Russia's VAT revenues will be lower than forecast – intelligence

Russia's VAT revenues will be lower than forecast – intelligence

Ukrinform
Starting from January 1, 2026, Russia plans to raise its VAT rate to 22%, which indicates a shortage of budget resources caused by increased military spending and declining export revenues.

According to Ukrinform, the Foreign Intelligence Service of Ukraine reported this on its website.

It is noted that the planned increase in the VAT rate in Russia to 22 % from January 1, 2026, is unlikely to ensure the expected growth in budget revenues. According to estimates, VAT revenues in 2026 will be by $6.1 billion less than predicted by the Russian ministry of finance.

"The tax increase will have a number of side effects. Domestic demand is expected to decline, reducing excise and customs revenues. Higher prices will reduce corporate profits, the wage fund, and tax payments from personal income," the article read.

In addition, lower dividends for private and state shareholders will lead to losses for certain companies, while regional budgets will lose a significant share of their income.

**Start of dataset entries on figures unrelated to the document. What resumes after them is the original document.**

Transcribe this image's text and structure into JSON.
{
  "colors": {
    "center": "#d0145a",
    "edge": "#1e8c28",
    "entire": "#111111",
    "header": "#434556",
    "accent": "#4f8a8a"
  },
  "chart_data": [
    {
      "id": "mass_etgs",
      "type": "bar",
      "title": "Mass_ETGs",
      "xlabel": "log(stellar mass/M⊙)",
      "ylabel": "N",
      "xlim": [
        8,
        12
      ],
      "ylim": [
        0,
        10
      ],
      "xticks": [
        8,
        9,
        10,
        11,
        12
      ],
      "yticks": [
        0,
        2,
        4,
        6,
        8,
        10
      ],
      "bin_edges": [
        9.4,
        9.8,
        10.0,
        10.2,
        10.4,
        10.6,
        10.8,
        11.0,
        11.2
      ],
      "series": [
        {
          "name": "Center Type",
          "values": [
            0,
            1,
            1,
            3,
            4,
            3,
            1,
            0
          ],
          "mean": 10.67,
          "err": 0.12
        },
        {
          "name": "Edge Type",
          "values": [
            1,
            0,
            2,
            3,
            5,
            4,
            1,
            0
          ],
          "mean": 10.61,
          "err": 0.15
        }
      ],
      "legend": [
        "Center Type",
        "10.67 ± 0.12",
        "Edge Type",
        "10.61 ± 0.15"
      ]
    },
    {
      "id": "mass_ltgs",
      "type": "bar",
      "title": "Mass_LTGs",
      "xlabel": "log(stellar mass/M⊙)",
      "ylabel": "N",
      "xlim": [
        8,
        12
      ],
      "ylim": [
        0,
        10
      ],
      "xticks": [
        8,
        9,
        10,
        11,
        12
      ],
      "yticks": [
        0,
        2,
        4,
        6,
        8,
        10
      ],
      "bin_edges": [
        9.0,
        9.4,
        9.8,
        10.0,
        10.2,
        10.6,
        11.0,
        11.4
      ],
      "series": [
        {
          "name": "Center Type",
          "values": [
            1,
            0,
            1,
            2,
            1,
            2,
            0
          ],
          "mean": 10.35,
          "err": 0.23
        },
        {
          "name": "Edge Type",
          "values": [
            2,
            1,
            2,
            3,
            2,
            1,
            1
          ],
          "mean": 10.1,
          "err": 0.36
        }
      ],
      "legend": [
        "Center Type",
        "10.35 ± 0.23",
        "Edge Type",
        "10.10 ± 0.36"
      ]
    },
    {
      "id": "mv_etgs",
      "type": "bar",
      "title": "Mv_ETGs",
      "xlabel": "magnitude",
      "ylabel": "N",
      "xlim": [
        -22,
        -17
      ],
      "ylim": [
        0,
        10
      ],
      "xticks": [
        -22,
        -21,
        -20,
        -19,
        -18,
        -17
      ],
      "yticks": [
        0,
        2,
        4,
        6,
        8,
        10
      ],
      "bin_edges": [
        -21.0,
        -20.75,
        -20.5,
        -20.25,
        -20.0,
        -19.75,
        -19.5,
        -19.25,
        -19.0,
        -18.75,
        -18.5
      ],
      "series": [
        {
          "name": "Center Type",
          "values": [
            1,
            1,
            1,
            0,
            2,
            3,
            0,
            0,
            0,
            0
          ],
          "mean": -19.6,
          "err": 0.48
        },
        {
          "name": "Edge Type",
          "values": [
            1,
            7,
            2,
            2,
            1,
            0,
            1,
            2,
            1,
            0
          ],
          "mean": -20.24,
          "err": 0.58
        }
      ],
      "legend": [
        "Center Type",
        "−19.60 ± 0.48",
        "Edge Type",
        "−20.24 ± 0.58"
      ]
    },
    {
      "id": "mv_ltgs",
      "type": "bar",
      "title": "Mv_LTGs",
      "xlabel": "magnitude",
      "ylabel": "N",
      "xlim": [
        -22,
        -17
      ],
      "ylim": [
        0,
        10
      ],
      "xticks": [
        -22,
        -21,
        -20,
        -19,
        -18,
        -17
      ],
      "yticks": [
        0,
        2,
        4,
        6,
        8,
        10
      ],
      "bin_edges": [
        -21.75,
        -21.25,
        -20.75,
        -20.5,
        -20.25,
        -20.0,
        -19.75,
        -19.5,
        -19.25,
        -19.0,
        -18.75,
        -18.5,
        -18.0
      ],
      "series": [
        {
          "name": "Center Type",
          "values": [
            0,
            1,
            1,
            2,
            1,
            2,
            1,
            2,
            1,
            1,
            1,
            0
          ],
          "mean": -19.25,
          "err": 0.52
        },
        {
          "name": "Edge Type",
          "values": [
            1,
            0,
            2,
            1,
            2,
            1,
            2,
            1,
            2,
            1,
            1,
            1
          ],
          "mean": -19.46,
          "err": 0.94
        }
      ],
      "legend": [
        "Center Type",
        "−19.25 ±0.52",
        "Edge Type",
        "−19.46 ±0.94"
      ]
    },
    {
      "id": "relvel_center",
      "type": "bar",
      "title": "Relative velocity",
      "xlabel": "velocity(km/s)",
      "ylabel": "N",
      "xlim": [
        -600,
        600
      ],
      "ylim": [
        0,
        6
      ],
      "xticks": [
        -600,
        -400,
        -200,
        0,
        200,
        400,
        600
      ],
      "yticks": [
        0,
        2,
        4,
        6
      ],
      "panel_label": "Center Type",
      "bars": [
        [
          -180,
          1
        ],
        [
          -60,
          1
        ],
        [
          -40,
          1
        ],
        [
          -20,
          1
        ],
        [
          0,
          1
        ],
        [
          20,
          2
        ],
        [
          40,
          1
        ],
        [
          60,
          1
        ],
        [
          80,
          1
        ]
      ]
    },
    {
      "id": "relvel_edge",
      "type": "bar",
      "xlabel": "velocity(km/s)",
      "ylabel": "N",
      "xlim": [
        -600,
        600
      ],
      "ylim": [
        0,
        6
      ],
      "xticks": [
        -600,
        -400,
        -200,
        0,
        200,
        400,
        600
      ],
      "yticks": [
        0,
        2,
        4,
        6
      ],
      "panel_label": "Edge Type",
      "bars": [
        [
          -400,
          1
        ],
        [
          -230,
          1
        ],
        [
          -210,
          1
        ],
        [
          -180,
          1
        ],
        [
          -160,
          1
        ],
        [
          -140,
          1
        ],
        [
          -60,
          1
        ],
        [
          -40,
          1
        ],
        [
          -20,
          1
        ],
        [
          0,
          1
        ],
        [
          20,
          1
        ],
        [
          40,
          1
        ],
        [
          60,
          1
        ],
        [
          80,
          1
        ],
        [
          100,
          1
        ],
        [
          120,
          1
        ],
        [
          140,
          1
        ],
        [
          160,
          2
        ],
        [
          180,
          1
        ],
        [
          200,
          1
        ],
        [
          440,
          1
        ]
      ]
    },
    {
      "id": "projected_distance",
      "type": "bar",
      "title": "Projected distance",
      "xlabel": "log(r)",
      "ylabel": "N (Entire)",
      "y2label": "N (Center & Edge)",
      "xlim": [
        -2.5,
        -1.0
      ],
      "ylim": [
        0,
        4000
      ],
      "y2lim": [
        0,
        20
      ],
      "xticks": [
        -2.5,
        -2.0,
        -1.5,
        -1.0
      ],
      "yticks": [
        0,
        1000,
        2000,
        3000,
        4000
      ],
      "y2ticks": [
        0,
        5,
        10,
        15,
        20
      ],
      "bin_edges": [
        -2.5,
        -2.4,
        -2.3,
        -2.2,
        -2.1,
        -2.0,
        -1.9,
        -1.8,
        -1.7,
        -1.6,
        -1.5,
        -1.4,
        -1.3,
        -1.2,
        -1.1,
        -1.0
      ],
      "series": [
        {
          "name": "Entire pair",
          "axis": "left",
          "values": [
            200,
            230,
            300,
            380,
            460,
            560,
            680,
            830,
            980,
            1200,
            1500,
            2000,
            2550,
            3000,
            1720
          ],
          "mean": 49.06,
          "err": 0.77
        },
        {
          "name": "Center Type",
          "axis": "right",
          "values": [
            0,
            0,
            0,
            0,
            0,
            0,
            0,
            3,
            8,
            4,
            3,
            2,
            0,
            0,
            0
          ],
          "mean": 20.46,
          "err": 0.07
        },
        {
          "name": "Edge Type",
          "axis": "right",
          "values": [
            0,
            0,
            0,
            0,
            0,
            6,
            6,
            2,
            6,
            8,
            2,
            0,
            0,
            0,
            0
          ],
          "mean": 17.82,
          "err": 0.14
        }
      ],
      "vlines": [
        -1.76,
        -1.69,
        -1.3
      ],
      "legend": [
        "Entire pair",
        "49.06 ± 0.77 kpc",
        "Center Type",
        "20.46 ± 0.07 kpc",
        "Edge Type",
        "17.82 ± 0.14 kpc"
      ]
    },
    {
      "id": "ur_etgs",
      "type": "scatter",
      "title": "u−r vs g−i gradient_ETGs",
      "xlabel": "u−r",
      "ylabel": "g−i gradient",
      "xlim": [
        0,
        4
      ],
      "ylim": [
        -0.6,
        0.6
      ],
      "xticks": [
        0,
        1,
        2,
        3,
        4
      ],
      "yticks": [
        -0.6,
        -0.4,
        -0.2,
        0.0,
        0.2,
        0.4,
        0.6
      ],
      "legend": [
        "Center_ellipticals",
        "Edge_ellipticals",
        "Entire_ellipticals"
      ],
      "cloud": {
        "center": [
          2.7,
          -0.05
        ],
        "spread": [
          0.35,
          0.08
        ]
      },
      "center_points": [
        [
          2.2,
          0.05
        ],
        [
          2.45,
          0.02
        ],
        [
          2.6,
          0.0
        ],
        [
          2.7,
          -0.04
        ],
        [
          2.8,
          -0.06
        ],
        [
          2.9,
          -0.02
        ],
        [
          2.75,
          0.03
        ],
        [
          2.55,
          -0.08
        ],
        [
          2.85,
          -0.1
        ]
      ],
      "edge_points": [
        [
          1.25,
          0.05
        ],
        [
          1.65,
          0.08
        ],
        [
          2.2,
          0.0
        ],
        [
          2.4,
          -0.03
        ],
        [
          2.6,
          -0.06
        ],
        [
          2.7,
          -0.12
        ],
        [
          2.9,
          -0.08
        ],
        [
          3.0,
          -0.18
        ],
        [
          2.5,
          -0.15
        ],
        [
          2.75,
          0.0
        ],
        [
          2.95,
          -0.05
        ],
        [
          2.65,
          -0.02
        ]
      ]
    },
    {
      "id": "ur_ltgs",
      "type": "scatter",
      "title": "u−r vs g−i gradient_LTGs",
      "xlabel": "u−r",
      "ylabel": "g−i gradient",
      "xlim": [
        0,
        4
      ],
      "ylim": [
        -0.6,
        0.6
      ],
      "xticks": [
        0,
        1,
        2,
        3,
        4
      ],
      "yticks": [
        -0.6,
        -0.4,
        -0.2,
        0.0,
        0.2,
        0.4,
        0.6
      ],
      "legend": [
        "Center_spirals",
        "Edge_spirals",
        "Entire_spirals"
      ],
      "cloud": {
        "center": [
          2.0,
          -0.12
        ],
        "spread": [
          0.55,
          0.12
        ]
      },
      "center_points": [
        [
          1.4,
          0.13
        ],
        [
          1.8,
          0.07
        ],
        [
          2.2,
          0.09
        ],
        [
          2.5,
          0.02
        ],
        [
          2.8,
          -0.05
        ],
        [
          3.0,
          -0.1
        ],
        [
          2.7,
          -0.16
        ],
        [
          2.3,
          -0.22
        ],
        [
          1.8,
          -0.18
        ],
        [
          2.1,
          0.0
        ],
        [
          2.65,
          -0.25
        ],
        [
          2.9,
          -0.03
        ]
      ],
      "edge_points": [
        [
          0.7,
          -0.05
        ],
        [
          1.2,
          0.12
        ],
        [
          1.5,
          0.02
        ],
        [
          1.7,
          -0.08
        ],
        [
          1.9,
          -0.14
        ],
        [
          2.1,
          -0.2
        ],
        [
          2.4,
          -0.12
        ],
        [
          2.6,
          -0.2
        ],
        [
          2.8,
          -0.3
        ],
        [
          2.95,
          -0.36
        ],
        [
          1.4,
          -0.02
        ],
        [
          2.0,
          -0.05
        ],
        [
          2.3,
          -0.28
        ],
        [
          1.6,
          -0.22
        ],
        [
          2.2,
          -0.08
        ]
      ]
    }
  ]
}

According to the intelligence report, the VAT increase will intensify inflationary pressure and force the Central Bank of the rf to maintain a high policy rate for at least another two quarters.

 This will increase the cost of government borrowing: the ministry of finance will have to issue bonds with higher yields, which will increase debt servicing costs and reduce the net fiscal effect of the reform. The 22 % rate will make Russian VAT one of the highest in the world, surpassed only by Hungary (27 %) and some Northern European countries.

Read also: United States support EU's plan to use frozen Russian assets for Ukraine – Reuters

"The decision reflects a budget deficit caused by increased military spending and reduced export revenues. As a result, russia will face a further deepening of the economic crisis, an expansion of the shadow economy, and even more expensive loans for businesses and state-owned companies," the article concluded.

As Ukrinform reported, Russia's Central Bank believes that after three quarters of slowing growth, the country's economy may begin to contract by the end of the year.